Louis era el hijo de su psicologa, el primogenito de la mujer con la que habia entablado una relación de confianza en las últimas semanas, ¿como rayos debia tomar eso? Talvez debió haberle preguntado a Jay, seguro ella tenia una buena respuesta a eso pero seria raro, por lo que no lo hizo. Solo se apresuró por el pasillo, evitando los saludos que enviaban a su paso en su apuro de llegar al estacionamiento y su auto.

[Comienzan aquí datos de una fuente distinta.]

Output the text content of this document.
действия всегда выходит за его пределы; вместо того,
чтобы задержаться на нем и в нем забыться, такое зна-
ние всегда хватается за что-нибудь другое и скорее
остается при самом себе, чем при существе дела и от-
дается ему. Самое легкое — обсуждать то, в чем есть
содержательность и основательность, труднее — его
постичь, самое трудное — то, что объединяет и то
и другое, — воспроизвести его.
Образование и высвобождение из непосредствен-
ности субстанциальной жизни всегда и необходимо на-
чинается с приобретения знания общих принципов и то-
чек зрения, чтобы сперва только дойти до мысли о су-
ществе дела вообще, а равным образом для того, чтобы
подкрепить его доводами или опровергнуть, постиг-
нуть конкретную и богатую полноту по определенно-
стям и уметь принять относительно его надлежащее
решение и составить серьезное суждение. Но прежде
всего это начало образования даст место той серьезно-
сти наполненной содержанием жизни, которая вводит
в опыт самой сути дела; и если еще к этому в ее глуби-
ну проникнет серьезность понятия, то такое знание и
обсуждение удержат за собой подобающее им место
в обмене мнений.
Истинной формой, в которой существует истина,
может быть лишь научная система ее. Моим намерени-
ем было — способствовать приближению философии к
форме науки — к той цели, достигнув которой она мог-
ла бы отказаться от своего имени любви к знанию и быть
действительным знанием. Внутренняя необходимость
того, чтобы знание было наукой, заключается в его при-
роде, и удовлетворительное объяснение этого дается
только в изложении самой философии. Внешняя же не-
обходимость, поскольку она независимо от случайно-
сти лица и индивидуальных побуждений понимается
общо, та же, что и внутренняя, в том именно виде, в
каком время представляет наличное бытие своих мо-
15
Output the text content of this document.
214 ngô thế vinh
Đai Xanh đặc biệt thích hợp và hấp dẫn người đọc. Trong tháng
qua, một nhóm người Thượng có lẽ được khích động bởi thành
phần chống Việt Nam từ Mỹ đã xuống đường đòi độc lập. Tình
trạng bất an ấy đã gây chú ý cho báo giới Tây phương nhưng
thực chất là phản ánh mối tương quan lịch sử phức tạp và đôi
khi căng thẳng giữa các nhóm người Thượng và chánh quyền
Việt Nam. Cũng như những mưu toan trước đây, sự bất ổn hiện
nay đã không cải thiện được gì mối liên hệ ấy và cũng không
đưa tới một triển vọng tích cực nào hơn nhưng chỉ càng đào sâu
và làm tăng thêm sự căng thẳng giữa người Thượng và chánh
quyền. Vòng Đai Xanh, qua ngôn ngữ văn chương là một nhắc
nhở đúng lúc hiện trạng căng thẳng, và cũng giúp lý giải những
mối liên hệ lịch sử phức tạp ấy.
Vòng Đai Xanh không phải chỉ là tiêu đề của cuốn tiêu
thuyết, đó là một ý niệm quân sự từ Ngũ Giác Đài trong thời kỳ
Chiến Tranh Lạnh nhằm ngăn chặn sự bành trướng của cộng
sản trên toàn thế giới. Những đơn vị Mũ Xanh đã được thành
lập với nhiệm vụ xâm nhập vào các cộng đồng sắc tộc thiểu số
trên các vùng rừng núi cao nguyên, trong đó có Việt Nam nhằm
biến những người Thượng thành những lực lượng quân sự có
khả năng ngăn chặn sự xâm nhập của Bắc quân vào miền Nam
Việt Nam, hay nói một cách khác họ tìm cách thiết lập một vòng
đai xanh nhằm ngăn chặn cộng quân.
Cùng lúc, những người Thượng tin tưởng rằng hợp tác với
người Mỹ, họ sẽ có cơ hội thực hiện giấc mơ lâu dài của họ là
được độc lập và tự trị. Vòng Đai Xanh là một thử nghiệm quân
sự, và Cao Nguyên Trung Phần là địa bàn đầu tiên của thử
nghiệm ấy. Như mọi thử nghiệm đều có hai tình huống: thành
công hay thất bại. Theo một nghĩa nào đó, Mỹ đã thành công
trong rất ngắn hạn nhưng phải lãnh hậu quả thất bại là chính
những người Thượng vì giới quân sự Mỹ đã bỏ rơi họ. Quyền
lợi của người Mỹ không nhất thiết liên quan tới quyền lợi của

Sanders, quien estaba esperandolo en la sala exterior, se puso de pie cuando lo vio pasar pero Harry no se detuvo. En vez de ello, cambio el rumbo y se dirigio a los servicios, cerrando la puerta luego de asegurarse de que no habia nadie allí. Deteniendose frente al lavabo, observó su reflejo palido en el espejo e hizo una mueca. Se veia mal, horrible. Abriendo el grifo, humedeció su rostro con agua fria y volvió a mirarse pero nada habia cambiado. Nada excepto las incontrolables nauseas.

Abriendo la puerta de uno de los cubiculos, entró al mismo y no dudo en llevar sus dedos a su boca.

Debia limpiar el error, habia sido un idiota al contarle todas sus intimidades a una mujer que no conocia. ¡A la mujer que era la madre de Louis! Era un imbecil, se sentia tan malditamente sucio y estupido. Era una sensación que se arrastraba sobre él al igual que las calientes lagrimas que bajaban por sus mejillas mientras se inclinaba sobre el inodoro.

Cuando el contenido de su estomago se acabo, solo se acurrucó en un rincón del cubiculo y hundió su rostro entre sus piernas, sollozando nuevamente. No sabia cuanto tiempo habia pasado antes de que la puerta se abriera y brazos fuertes se deslizaran bajo su cuerpo, sacandolo del rincón y presionandolo contra un fuerte pecho.